The costs of taxation and the lessons of public choice theory provide further reasons to be sceptical about subsidies for stadiums and events. These subsidies will not generally be administered in the public interest, but rather will be controlled by special interest groups. In many instances, subsidies will be handed out to favoured local businesses, rather than to sources that will most greatly enhance efficiency.
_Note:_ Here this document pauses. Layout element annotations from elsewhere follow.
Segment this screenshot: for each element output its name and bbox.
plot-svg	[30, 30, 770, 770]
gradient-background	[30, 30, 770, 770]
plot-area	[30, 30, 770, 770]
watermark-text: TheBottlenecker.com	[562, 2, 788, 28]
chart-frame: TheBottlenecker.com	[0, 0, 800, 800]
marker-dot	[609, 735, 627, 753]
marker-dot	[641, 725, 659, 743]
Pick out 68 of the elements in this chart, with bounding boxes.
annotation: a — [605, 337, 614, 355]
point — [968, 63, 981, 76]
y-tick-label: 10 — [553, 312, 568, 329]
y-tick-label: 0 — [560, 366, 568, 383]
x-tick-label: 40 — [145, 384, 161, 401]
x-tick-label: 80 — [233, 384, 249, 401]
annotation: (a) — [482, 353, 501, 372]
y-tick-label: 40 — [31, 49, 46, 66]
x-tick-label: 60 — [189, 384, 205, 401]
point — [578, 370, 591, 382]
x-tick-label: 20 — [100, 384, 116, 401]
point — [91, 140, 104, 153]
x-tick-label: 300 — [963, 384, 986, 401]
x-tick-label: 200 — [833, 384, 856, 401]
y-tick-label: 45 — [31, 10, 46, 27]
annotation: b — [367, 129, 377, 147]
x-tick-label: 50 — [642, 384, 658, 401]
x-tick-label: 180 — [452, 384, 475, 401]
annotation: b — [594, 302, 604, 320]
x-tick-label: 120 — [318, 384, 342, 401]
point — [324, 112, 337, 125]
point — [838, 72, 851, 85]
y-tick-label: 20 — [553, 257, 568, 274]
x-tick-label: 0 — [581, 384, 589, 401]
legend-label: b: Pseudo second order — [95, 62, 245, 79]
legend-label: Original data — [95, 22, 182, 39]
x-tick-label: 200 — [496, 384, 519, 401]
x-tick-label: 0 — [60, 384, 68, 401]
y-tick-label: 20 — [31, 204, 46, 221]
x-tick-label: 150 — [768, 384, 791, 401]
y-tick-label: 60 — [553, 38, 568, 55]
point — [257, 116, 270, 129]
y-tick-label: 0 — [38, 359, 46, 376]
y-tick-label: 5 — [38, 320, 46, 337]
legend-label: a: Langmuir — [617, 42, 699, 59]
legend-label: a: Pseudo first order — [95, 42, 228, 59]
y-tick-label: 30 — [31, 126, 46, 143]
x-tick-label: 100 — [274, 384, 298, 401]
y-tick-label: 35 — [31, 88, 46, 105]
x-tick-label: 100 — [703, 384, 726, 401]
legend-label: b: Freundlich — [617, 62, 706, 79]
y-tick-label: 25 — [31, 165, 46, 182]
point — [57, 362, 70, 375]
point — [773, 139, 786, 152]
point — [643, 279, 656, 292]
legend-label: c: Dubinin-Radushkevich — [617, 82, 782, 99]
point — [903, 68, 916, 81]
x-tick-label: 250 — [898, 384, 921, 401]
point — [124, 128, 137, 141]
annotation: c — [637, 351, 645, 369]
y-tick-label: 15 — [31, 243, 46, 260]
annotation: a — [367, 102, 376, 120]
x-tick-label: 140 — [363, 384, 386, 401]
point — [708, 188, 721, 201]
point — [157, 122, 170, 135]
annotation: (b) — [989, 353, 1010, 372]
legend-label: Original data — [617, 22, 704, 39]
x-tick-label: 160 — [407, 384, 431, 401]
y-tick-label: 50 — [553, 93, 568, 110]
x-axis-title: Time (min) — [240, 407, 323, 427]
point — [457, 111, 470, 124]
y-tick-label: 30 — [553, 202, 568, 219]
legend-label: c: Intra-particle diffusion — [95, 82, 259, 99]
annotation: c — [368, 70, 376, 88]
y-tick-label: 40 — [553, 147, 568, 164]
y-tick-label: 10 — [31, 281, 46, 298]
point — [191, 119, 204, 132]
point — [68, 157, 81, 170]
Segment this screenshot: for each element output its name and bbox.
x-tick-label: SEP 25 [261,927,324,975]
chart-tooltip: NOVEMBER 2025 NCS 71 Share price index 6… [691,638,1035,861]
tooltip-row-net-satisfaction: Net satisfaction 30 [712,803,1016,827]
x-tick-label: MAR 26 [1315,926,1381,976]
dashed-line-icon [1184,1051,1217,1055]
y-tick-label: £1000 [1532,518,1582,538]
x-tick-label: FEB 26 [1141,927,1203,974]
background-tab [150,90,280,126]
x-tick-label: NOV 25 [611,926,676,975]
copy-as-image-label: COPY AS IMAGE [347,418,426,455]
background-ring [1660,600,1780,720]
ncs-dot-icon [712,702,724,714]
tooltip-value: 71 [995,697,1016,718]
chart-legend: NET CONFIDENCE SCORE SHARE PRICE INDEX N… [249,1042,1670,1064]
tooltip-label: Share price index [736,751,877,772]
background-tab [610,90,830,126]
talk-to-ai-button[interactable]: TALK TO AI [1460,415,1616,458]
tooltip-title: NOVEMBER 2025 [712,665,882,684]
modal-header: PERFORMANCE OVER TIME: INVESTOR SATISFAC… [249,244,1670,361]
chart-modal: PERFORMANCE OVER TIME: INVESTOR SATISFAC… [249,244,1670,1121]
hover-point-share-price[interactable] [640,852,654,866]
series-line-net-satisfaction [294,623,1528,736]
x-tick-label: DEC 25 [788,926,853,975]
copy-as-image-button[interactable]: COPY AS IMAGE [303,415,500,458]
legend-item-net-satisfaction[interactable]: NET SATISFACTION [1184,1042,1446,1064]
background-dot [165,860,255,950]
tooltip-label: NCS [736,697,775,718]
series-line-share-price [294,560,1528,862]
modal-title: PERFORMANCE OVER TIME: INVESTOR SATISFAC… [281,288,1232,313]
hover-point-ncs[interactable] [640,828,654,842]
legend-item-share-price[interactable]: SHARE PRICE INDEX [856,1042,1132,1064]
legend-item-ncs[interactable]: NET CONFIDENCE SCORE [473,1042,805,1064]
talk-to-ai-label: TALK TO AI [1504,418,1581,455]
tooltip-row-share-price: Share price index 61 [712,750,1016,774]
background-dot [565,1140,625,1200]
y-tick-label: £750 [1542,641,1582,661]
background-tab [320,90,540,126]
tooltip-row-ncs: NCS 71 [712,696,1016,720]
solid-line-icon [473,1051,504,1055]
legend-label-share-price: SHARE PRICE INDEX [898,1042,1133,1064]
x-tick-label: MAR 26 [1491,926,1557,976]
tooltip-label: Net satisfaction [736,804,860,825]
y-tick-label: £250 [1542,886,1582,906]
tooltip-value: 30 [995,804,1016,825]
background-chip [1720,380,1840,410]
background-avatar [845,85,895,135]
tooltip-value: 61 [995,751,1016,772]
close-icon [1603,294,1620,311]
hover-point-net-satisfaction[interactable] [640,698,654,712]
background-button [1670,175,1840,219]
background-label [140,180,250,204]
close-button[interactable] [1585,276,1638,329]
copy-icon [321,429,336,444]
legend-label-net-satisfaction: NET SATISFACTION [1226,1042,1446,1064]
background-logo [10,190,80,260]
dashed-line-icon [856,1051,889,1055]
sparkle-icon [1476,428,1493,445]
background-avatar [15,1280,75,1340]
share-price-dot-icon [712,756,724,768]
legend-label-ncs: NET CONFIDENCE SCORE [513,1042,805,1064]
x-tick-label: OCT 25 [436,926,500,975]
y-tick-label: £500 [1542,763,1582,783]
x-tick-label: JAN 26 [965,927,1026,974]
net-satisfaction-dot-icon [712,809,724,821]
The two most comprehensive book-length treatments of stadium subsidies both take a similarly sceptical view. Mark S Rosentraub entitled his book Major League Losers, to refer to those who foot the bill for stadium subsidies. Roger G Noll and Andrew Zimbalist offer the most thorough scholarly treatment in their Sports, Jobs and Taxes: The Economic Impact of Sports Teams and Stadiums. In the introduction, Michael H Armacost (president of the Brookings Institution) writes: "In every case, the authors find that the local economic impact of sports teams and facilities is far smaller than proponents allege; in some cases it is negative". The authors themselves write:... an industry as localised as a sports team is not likely to generate much local economic development, especially in an entire metropolitan area rather than a city within that area. Stadium subsidies facilitate building expensive monuments to sports that benefit no one and transfer income from ordinary people to highly paid players, owners, and executives.The burden of proof rests upon those who propose stadium and event subsidies, given their cost, the lack of a clear demonstrated benefit and given that they represent a deviation from egalitarian standards. The case for stadium and event subsidies has not been established and the case against has several strong arguments in its favour.